対米FTA交渉で視聴覚サービスを対象外に、13カ国が仏の要求を支持

この記事の要約

フランスやドイツなどEU14カ国の文化担当相は14日、米国との自由貿易協定(FTA)締結に向けた協議について、視聴覚サービスを交渉の対象から除外するよう求める共同書簡をEU議長国アイルランドに送付した。フランスは自国の文 […]

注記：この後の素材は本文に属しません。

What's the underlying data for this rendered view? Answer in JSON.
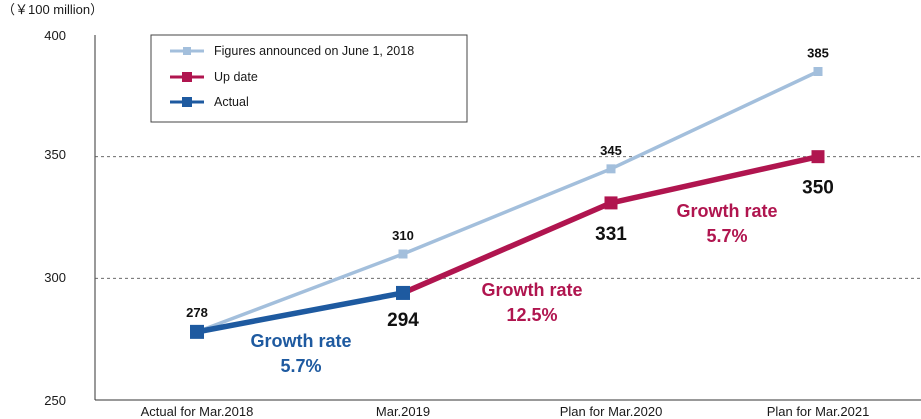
{
  "chart_data": {
    "type": "line",
    "unit_label": "（￥100 million）",
    "categories": [
      "Actual for Mar.2018",
      "Mar.2019",
      "Plan for Mar.2020",
      "Plan for Mar.2021"
    ],
    "ylim": [
      250,
      400
    ],
    "yticks": [
      "250",
      "300",
      "350",
      "400"
    ],
    "gridlines": [
      300,
      350
    ],
    "series": [
      {
        "name": "Figures announced on June 1, 2018",
        "color": "#a3bfdc",
        "values": [
          278,
          310,
          345,
          385
        ],
        "labels": [
          "",
          "310",
          "345",
          "385"
        ]
      },
      {
        "name": "Up date",
        "color": "#b0154f",
        "values": [
          null,
          294,
          331,
          350
        ],
        "labels": [
          "",
          "",
          "331",
          "350"
        ]
      },
      {
        "name": "Actual",
        "color": "#1e5aa0",
        "values": [
          278,
          294,
          null,
          null
        ],
        "labels": [
          "278",
          "294",
          "",
          ""
        ]
      }
    ],
    "annotations": [
      {
        "line1": "Growth rate",
        "line2": "5.7%",
        "color": "#1e5aa0"
      },
      {
        "line1": "Growth rate",
        "line2": "12.5%",
        "color": "#b0154f"
      },
      {
        "line1": "Growth rate",
        "line2": "5.7%",
        "color": "#b0154f"
      }
    ]
  }
}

フランスやドイツなどEU14カ国の文化担当相は14日、米国との自由貿易協定(FTA)締結に向けた協議について、視聴覚サービスを交渉の対象から除外するよう求める共同書簡をEU議長国アイルランドに送付した。フランスは自国の文化産業を保護する立場から、映画やテレビなどの視聴覚サービスを交渉から外すよう求めており、ドイツ、イタリア、スペインなどがこれを支持したかたち。一方、英国のキャメロン首相は13日、訪問先の米国で、すべての分野を交渉の対象とすべきだとの立場を表明している。アイルランドは6月の貿易相理事会で交渉開始を正式決定したい考えだが、加盟国の意見調整が難航する可能性もある。

\

EUと米国は今年2月にFTAを含む包括的な貿易・投資協定の締結交渉を開始することで合意した。EU・米間のFTAが実現すれば世界全体の国内総生産(GDP)の約半分、貿易総額の約3割を占める巨大貿易圏が創設され、国際的な貿易体制に大きな影響を及ぼすことになる。

\

EU側は米国との交渉にあたる欧州委員会の現体制が任期満了となる2014年10月末までの妥結を目指しているが、フランスは視聴覚サービスを交渉から除外するとの要求が認められない場合は交渉開始を阻止する構えをみせている。さらに欧州議会の国際貿易委員会も先月、文化関連や視聴覚サービスを交渉から外すことを条件に、早期の交渉開始を支持するとの決議案を可決している。

\

14カ国の文化担当相は連名の書簡で「世界貿易機関(WTO)や自由貿易に関する二国間協定で、EUは常に視聴覚サービスを交渉の対象から除外してきた」と指摘。対米交渉でこうした原則を維持できなければ、テクノロジーの進歩や経済発展に対応して自らルールを策定することができなくなると警告している。

\

一方、キャメロン首相はオバマ米大統領との会談後に臨んだ会見で「FTAがもたらすメリットを実現するには野心と強い政治的意思が必要だ。それは困難な問題も含めて、すべての分野を例外なく交渉のテーブルにのせることを意味する」と発言。早ければ英国が議長国として6月に北アイルランドで開く主要8カ国(G8)首脳会議までの交渉入りも可能との考えを示し、「今後5週間が極めて重要になる」と述べた。